I think that the GOP establishment, by passing the blame for the economic crisis to Obama, or at least encouraging this blame game, has accidentally caused its own undoing. The TEA party is a revolt within their own ranks, a revolution within the party, and as the O'Donnell case shows, it is attempting a coup on the GOP's leadership. The old guard of the party may be able to buy themselves time by appeasing the TEA party, but eventually the GOP will shed most or all of its centrists and the party will fall to hardline conservatives.

posted on Sep, 20 2010 @ 02:44 AM
reply to post by bigfatfurrytexan

Excellent summation. It's something that I have been saying for quite a while now.

Although I have to disagree with you somewhat on this sentence...

Well...the base of the party are regular folks like you or I.

Not exactly, the Base of the TEA Party movement actually are die hard Glenn Beck fans and Sarah Palin supporters who for the life of them still think that Obama was born in Kenya.

There are normal people involved with the TEA Party, and unfortunately their reasonable voice of actual change gets drowned out by the loud and obnoxious rhetoric.

But then you go on to O'Donnell, and maybe you haven't heard but she just got her pagan ass handed to her on national TV. You may have missed it, so let me give this to you. (because it just fills me with such glee to bring down a phony like O'Donnell.)

So again you are right, these people are no different from the George W. Bush era Republicans, they have just changed their name and are trying to re-brand themselves as something different.

S&F For a great thread!

posted on Sep, 20 2010 @ 07:25 AM
reply to post by SmedleyBurlap

Wow....outstanding post.

the Tea party does seem to be a classic case of memetics.

posted on Sep, 20 2010 @ 10:22 AM
reply to post by bigfatfurrytexan

The important thing is that neo-con tea party candidates want perpetual war forever with everyone.

You can tell the "real" tea party candidates from the neo-cons by looking at their stance on the war.

posted on Sep, 20 2010 @ 10:36 AM
The largest farces moving along the MSM, especially Faux Noose, is that the tea party started in retaliation of Obama and the Democrats.

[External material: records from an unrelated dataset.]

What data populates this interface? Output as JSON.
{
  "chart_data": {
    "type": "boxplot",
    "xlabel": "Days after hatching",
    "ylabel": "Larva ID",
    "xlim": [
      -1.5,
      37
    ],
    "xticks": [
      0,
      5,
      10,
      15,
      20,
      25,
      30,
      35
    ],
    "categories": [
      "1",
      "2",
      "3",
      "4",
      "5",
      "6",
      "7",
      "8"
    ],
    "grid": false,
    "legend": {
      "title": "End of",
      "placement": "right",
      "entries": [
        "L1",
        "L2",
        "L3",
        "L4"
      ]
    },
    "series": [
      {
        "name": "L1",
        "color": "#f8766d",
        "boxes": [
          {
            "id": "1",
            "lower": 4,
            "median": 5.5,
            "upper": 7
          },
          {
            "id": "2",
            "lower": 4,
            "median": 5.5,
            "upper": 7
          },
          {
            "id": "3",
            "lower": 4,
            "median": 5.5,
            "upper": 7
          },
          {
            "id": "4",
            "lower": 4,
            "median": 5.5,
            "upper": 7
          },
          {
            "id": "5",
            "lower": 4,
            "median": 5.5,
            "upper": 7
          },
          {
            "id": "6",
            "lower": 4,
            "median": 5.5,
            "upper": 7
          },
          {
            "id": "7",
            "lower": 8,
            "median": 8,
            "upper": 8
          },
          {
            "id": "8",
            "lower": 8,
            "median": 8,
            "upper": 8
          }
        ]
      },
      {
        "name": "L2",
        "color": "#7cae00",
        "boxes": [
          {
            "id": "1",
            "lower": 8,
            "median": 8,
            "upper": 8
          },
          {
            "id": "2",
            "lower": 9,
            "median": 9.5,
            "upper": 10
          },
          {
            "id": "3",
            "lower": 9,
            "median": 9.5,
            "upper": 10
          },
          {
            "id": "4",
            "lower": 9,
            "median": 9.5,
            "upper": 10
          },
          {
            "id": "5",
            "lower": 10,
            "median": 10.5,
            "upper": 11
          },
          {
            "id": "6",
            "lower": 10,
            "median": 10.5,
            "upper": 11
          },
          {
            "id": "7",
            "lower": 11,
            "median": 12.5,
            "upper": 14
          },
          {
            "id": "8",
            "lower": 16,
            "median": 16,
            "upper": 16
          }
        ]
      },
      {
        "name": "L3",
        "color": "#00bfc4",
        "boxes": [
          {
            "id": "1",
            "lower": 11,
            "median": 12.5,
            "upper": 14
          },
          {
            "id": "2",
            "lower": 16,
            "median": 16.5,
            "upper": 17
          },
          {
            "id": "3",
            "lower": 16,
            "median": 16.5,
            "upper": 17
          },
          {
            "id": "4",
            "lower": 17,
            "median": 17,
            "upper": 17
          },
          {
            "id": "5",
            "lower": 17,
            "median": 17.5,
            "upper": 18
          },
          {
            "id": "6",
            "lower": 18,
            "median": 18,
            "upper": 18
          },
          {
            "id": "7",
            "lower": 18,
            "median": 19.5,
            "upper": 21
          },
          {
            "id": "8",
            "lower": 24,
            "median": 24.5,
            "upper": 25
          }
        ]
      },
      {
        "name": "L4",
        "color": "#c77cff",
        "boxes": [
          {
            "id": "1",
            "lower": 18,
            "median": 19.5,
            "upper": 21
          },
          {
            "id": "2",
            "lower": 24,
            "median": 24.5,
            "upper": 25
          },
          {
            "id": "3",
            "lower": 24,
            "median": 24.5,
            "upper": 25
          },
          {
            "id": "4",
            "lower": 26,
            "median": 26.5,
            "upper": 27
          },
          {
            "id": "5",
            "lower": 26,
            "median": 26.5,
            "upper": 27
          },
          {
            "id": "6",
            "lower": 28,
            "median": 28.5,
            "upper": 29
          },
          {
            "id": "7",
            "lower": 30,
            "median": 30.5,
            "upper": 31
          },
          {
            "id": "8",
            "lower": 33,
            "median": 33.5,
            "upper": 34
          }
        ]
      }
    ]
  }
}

It started when the democrats barely even stepped into power of congress in 06 when discontent for Bush was at a all time high. The tea party, by and large, is against statism in general. Bush elevated statism in this country to a new height and the democrats proved to be no different, they just like to use different rhetoric.

posted on Sep, 20 2010 @ 03:03 PM

Originally posted by SpectreDC
The largest farces moving along the MSM, especially Faux Noose, is that the tea party started in retaliation of Obama and the Democrats.

It started when the democrats barely even stepped into power of congress in 06 when discontent for Bush was at a all time high. The tea party, by and large, is against statism in general. Bush elevated statism in this country to a new height and the democrats proved to be no different, they just like to use different rhetoric.

In the minds of the followers, you may be correct. And it may have even started out as such.

However, the GOP are not stupid (even though they are fools). They saw an opportunity to rebrand their tarnished image, as well as subvert a populist movement. The "Tea Party" revolution died when the GOP started to infiltrate.